Alec dismissed two of his Brothers to search the castle and ordered the third to stand guard at the double doors. Then he approached the fallen wolf and where I huddled nearby against the bear. His sharp blue gaze bore into me as he crouched down to eye level, an oily smile on his lips.
“Seems like what I saw and what Cernunnos saw are two different things, Meadow,” he said softly, as if he were sharing a secret. Alec wagged his finger at me. “You were trying to tamper with Faebane. Whether or not that’s the reason you shanked this wolf is irrelevant. And my lord will know about it. Your bear dies . ”
I jerked my chin at the fallen Nemean wolf. “And while you’re busy brown-nosing and being pathetic, that wolf will die. Taking his magic with him. Magic you’ll never get your hands on.”
“I can’t harvest it without a Solomon knot anyway.” He yanked down his shirt to reveal that pale, unblemished swath of sternum. “Something you made sure of.”
“You can’t, but Wystan can.”
No spectacle had been made of the hobgoblin, and since he was Fair Folk, I had assumed Ossian was holding him captive in the dungeon as a contingency if something should happen to the elm tree and he needed another source of magic. An error on Ossian’s part, for Wystan knew the ways of draining and donating magic to those without a Solomon knot. It’s why the Brotherhood had conspired to keep him free. And from the way Alec’s blue eyes widened, I had inferred all that correctly. And with his master away . . ..

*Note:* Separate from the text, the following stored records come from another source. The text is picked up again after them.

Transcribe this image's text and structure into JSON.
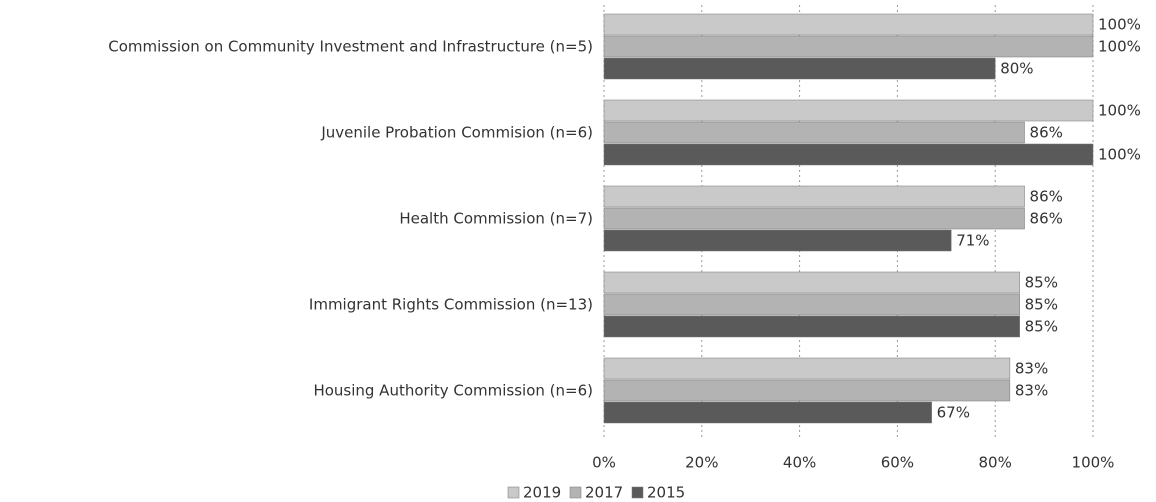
{
  "chart_data": {
    "type": "hbar",
    "categories": [
      "Commission on Community Investment and Infrastructure (n=5)",
      "Juvenile Probation Commision (n=6)",
      "Health Commission (n=7)",
      "Immigrant Rights Commission (n=13)",
      "Housing Authority Commission (n=6)"
    ],
    "series": [
      {
        "name": "2019",
        "color": "#c9c9c9",
        "values": [
          100,
          100,
          86,
          85,
          83
        ],
        "value_labels": [
          "100%",
          "100%",
          "86%",
          "85%",
          "83%"
        ]
      },
      {
        "name": "2017",
        "color": "#b3b3b3",
        "values": [
          100,
          86,
          86,
          85,
          83
        ],
        "value_labels": [
          "100%",
          "86%",
          "86%",
          "85%",
          "83%"
        ]
      },
      {
        "name": "2015",
        "color": "#5a5a5a",
        "values": [
          80,
          100,
          71,
          85,
          67
        ],
        "value_labels": [
          "80%",
          "100%",
          "71%",
          "85%",
          "67%"
        ]
      }
    ],
    "xlim": [
      0,
      100
    ],
    "xticks": [
      {
        "value": 0,
        "label": "0%"
      },
      {
        "value": 20,
        "label": "20%"
      },
      {
        "value": 40,
        "label": "40%"
      },
      {
        "value": 60,
        "label": "60%"
      },
      {
        "value": 80,
        "label": "80%"
      },
      {
        "value": 100,
        "label": "100%"
      }
    ],
    "grid": true,
    "legend": "bottom"
  }
}
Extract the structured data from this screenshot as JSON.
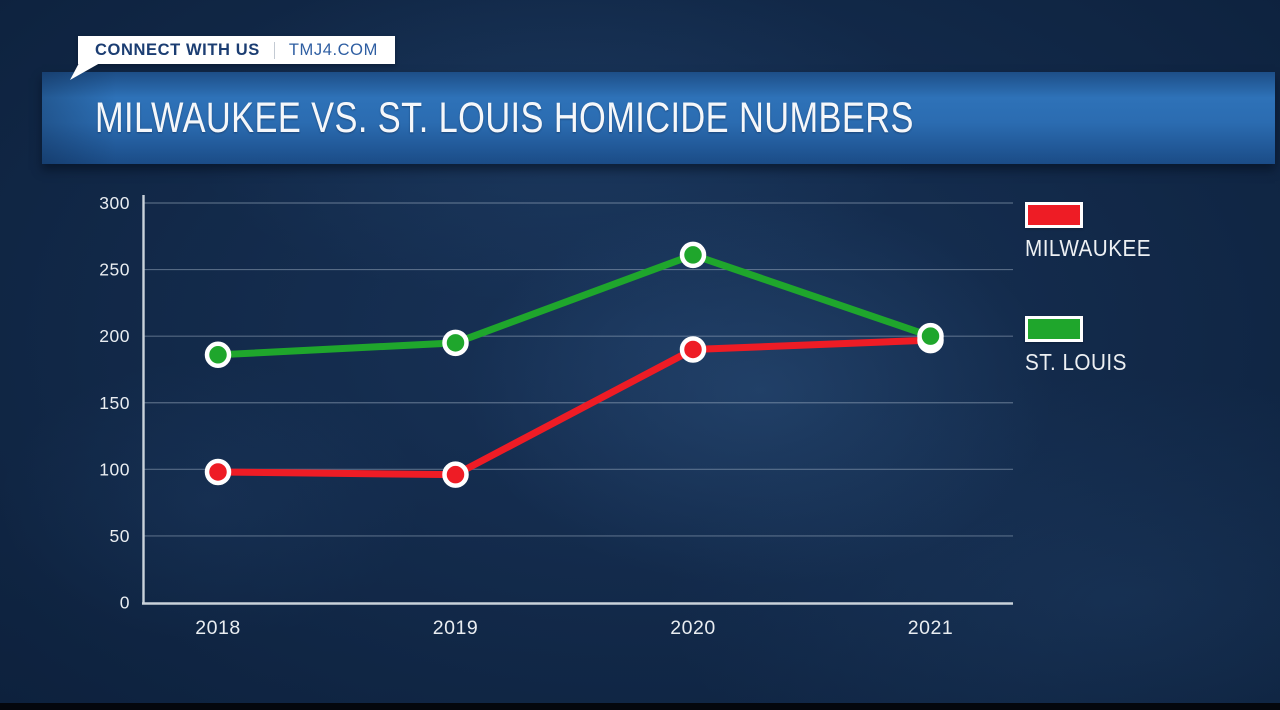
{
  "banner": {
    "connect_label": "CONNECT WITH US",
    "site_label": "TMJ4.COM"
  },
  "header": {
    "title": "MILWAUKEE VS. ST. LOUIS HOMICIDE NUMBERS"
  },
  "chart_data": {
    "type": "line",
    "title": "MILWAUKEE VS. ST. LOUIS HOMICIDE NUMBERS",
    "categories": [
      "2018",
      "2019",
      "2020",
      "2021"
    ],
    "series": [
      {
        "name": "MILWAUKEE",
        "color": "#ee1c25",
        "values": [
          98,
          96,
          190,
          197
        ]
      },
      {
        "name": "ST. LOUIS",
        "color": "#1fa62c",
        "values": [
          186,
          195,
          261,
          200
        ]
      }
    ],
    "ylim": [
      0,
      300
    ],
    "ytick_step": 50,
    "grid": true,
    "legend_position": "right",
    "xlabel": "",
    "ylabel": ""
  },
  "colors": {
    "axis": "#c9d2da",
    "grid": "#a8b9c9",
    "tick_label": "#e9edf1",
    "background": "#122846",
    "band_blue": "#2b6cb1",
    "milwaukee_red": "#ee1c25",
    "st_louis_green": "#1fa62c"
  }
}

“That’s the price of your silence, Alec. You get this wolf, and I keep my secret. Or . . ..” Lifting my hand, I snapped my fingers.
The magic hunter’s head whipped around as fresh blood trickled from the wound in the Nemean wolf’s side.
“Stop!” he cried. “You have my word, witch.” He rose, barking, “Nathan, get over here and help me with this.”
“Nurse him back to full health and imagine the power he’ll give you then,” I mused. A shrug followed. “If you’re willing to risk it, I suppose.”
From the covetous look in Alec’s eyes, he very much was.
‘Your jealousy and greed will be your undoing, Alec.’ And they’d be my allies.
“Get back to bed,” the magic hunter ordered.
Rising from the floor, I carried Sawyer to the side door without protest. There, I paused a beat and glanced over my shoulder to find the Nemean wolf suspended in the air via those ivy-like Faerish scripts. They shuttled him towards the double doors as if on an invisible stretcher. Sensing me watching him, the beast cracked open one golden eye and gave me a baleful look. Then he rolled that eye and allowed the magic hunters to ferry him off to the dungeon.